37 Modifier le patrimoine génétique de l’humanité ne serait pas acceptable, même plaidé comme une amélioration, (par ces micro-puces par exemple, qui amélioreraient le fonctionnement du cerveau). Sans parler des discriminations ici introduites, l’homme n’a pas tout pouvoir sur lui-même. C’est un fait qui a du sens, qui est source de sens. La distinction clé me semble être entre ce qui relève d’une démarche de réparation et ce qui relèverait d’une modification délibérée, projetée. Il y a là un seuil.
38 Peut-être s’indique ici la fragilité d’un point de vue seulement laïc. Pourquoi, selon des arguments seulement rationnels, ne pas accepter une modification du patrimoine génétique au titre du progrès ? Comment argumenter sur l’importance et le prix du caractère reçu, et donc non modifiable de ce que nous sommes ? L’interdit en ce domaine ne relève-t-il pas d’un héritage ancien de notre culture, de source religieuse ? À moins que, inversement, le christianisme n’exprime une intuition de l’humain dont la pensée laïque pourrait retrouver par elle-même la vérité, après que le christianisme en ait été le porte-parole durant des siècles… Toujours est-il qu’il y a là une limite, dont tous s’accordent au CCNE qu’elle ne saurait être franchie.
39 C.F. : Morale et éthique, est-ce le même vocable, le même mot, la même notion ?
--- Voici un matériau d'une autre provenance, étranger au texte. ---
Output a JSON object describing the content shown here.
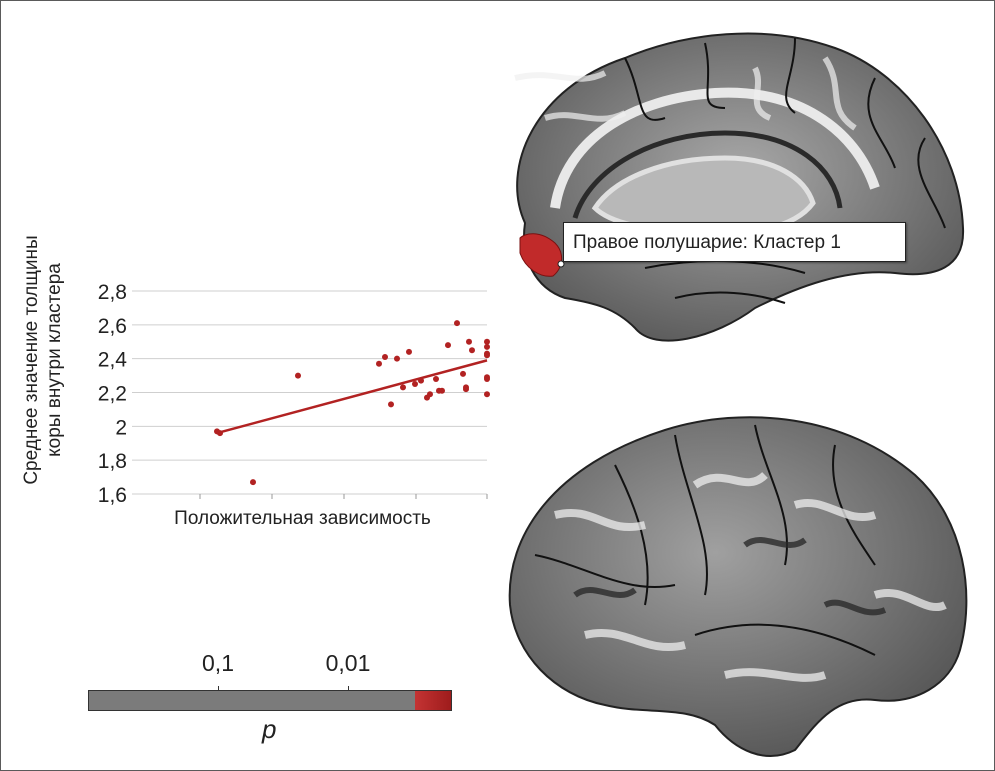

40 X.L. : On peut les distinguer, mais l’intuition centrale est la même. Le mot morale vient du latin mores, qui veut dire « mœurs », tandis que le mot éthique vient du grec éthos qui signifie « manière d’être ». On voit la nuance, mais aussi le lien. Le terme d’origine latine a une acception plus juridique et pratique, le terme d’origine grecque un sens plus philosophique. La morale est la régulation de l’agir humain, tandis que l’éthique est, selon Aristote repris par Paul Ricœur, « la visée de la vie bonne ». Actuellement, le mot a beaucoup plus la cote que celui de morale. Mais que serait une telle visée sans règles, sans impératifs, sans obligations et sans interdits ?
41 C. F : La transgression, n’est-elle pas un facteur de progrès dans le développement humain ?
42 X.L. : Bien sûr, tout progrès, et pourrait-on dire toute métaphore, est porté par une transgression. Celle-ci est un facteur évolutif et nous avons sans doute, y compris chez les catholiques, à penser une éthique de la transgression. Mais cela implique aussi de savoir en penser les bornes. La vie, telle qu’elle nous est donnée, dans ses richesses et ses limites, est une réalité à la fois fragile et d’un prix sans équivalent. Elle ne peut être manipulée dans ce qui constitue son être, son essence, le caractère propre et irréductible de ce qui fait son humanité. Le corps tel que nous le recevons et le vivons est à la fois le lieu de limites et de richesses inépuisables. Il ne faut pas que la perception des limites empêche d’en percevoir les richesses irremplaçables. Pour terminer sur un exemple, imaginons un utérus artificiel et comparons avec tout ce qui se joue entre une mère et l’embryon ou le fœtus qui grandit en son sein.